Sophia Worringer, deputy research director of the Centre for Social Justice, said: "Families should not be made poorer for making a lasting commitment to one another. Marriage is one of the clearest indicators that parents will stay together, and children benefit when they grow up in stable households. Our welfare and tax system should reward commitment, not penalise it. If ministers are serious about reducing child poverty, supporting family stability – including marriage – must be at the heart of their strategy."

CSJ Recommendations

The CSJ recommends redesigning financial support in the early years of parenthood, using financial incentives that shift the timing of marriage forward. The report suggests that the current system discourages commitment and penalises families who choose to formalise their relationships.

Government Response

A Department for Work and Pensions spokesman defended the policy, stating: "We’re committed to moving from a welfare state to a working state, so that work always pays and people can move into good, secure jobs, and out of poverty.

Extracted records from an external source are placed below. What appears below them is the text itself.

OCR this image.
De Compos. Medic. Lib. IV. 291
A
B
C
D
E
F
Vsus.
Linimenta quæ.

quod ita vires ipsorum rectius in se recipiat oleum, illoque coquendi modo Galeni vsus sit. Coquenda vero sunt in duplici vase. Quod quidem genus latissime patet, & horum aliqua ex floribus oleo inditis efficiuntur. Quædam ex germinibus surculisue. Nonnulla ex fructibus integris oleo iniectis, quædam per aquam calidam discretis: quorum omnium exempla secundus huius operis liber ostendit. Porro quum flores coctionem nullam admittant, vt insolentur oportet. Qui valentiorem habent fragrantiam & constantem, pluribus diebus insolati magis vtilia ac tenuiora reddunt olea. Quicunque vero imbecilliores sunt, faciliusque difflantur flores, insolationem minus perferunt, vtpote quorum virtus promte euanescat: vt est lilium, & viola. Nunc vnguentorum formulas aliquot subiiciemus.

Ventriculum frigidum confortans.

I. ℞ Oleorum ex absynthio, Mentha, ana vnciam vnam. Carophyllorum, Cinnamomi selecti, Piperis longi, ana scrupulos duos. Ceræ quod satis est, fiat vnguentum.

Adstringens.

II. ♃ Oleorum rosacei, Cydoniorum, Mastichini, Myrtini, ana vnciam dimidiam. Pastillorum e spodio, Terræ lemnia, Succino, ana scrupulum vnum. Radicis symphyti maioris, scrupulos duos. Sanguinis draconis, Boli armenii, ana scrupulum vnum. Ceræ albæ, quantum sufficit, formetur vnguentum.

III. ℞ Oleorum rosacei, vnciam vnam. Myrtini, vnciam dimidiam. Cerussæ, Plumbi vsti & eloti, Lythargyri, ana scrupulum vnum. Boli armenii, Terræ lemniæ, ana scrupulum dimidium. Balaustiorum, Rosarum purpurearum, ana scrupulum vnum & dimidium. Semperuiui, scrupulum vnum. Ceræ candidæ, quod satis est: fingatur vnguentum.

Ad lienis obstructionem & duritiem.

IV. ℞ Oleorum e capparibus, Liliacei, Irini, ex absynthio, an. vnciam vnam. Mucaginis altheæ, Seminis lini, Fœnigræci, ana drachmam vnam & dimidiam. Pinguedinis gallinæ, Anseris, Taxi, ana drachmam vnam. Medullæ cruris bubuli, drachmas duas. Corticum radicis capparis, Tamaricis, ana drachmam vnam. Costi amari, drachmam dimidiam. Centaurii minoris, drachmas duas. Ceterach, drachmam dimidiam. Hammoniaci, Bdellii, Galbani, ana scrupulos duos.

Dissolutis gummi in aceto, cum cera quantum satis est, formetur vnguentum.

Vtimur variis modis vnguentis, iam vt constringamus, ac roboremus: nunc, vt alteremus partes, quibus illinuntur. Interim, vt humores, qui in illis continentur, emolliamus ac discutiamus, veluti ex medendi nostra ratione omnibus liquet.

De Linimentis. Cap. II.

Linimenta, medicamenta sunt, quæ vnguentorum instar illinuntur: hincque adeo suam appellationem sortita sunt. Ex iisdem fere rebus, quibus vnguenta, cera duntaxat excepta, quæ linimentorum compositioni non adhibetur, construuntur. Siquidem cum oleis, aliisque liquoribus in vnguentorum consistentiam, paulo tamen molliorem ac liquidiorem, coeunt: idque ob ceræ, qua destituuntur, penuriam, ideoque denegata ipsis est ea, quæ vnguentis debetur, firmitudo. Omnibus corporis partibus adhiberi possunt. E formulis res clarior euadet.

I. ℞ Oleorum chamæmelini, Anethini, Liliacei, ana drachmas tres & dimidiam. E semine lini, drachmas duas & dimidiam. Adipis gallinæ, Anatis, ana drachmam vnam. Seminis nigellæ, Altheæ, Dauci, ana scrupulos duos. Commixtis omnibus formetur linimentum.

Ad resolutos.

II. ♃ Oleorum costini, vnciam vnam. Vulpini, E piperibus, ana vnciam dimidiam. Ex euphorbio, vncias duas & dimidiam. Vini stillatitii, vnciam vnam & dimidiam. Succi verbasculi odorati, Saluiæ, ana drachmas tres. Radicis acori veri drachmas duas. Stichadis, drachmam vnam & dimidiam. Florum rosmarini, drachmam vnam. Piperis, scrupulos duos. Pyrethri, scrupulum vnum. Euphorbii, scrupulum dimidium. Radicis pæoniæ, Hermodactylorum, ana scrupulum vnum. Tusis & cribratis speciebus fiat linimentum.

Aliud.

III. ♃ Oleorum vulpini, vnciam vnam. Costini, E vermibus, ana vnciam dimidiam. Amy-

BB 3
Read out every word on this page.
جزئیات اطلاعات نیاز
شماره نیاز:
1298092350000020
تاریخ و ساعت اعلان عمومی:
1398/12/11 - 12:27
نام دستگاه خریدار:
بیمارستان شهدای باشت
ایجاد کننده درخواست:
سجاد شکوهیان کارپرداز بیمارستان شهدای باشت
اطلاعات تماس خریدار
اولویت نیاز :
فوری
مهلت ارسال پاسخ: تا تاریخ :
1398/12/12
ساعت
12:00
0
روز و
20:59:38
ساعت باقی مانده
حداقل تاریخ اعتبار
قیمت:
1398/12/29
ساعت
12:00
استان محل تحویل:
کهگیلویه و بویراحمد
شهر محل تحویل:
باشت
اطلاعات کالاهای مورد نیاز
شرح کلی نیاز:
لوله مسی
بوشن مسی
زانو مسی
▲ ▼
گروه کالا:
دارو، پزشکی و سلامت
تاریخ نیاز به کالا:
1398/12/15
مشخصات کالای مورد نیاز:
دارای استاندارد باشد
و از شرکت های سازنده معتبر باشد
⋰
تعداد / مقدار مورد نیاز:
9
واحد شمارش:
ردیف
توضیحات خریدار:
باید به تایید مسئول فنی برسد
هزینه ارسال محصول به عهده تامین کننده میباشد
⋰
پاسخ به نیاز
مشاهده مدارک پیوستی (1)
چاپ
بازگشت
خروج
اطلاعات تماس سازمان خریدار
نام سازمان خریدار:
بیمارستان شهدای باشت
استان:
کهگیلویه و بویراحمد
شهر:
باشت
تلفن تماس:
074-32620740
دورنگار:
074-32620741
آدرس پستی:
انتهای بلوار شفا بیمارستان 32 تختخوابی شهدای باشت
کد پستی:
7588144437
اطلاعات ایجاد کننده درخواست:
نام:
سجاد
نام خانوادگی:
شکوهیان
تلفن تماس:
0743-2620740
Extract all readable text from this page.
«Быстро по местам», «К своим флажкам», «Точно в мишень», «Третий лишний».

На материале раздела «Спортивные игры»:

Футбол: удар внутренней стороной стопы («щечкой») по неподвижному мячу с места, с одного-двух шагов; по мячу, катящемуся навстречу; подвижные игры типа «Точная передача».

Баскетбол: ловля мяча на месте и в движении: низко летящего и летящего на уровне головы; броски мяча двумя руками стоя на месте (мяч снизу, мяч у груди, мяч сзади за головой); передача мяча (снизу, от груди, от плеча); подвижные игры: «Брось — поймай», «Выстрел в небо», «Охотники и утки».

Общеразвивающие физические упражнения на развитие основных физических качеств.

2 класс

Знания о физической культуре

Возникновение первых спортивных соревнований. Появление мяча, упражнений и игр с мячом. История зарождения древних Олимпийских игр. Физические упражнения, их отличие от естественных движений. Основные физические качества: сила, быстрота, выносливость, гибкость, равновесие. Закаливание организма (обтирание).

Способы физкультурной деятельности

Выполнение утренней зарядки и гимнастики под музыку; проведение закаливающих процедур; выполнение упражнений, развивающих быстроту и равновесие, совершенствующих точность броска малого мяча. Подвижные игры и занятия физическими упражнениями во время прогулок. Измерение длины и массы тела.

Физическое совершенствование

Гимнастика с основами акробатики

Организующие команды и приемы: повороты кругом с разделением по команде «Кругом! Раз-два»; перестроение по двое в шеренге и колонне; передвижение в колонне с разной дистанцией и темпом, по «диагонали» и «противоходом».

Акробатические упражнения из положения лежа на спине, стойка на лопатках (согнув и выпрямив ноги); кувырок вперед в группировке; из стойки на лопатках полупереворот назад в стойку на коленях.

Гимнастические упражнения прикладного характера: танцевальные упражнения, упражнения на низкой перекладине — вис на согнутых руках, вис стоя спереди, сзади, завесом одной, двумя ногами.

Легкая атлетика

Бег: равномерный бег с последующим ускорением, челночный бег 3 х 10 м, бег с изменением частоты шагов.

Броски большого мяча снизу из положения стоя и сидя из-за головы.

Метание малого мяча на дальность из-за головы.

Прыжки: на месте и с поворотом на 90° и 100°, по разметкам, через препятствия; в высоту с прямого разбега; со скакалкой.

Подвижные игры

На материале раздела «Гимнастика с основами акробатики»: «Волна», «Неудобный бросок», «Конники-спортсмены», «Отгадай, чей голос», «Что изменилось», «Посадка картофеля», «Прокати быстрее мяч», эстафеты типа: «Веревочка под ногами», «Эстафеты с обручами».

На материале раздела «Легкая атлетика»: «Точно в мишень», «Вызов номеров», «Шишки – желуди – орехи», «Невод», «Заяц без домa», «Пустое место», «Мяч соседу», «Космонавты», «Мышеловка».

That’s why we’ve deployed 1,000 Pathways to Work advisers who are supporting people left behind by the previous government, are helping sick or disabled people into jobs backed by £3.5bn by the end of the parliament and removing the sickness incentive in Universal Credit."

The spokesman added: "We’ll always ensure there is a safety net for those who need it and our landmark Child Poverty Strategy will lift 550,000 children out of poverty in 2030 through schemes such as Free School Meals, expanding childcare and a £1bn Crisis and Resilience Fund to prevent families from falling into poverty."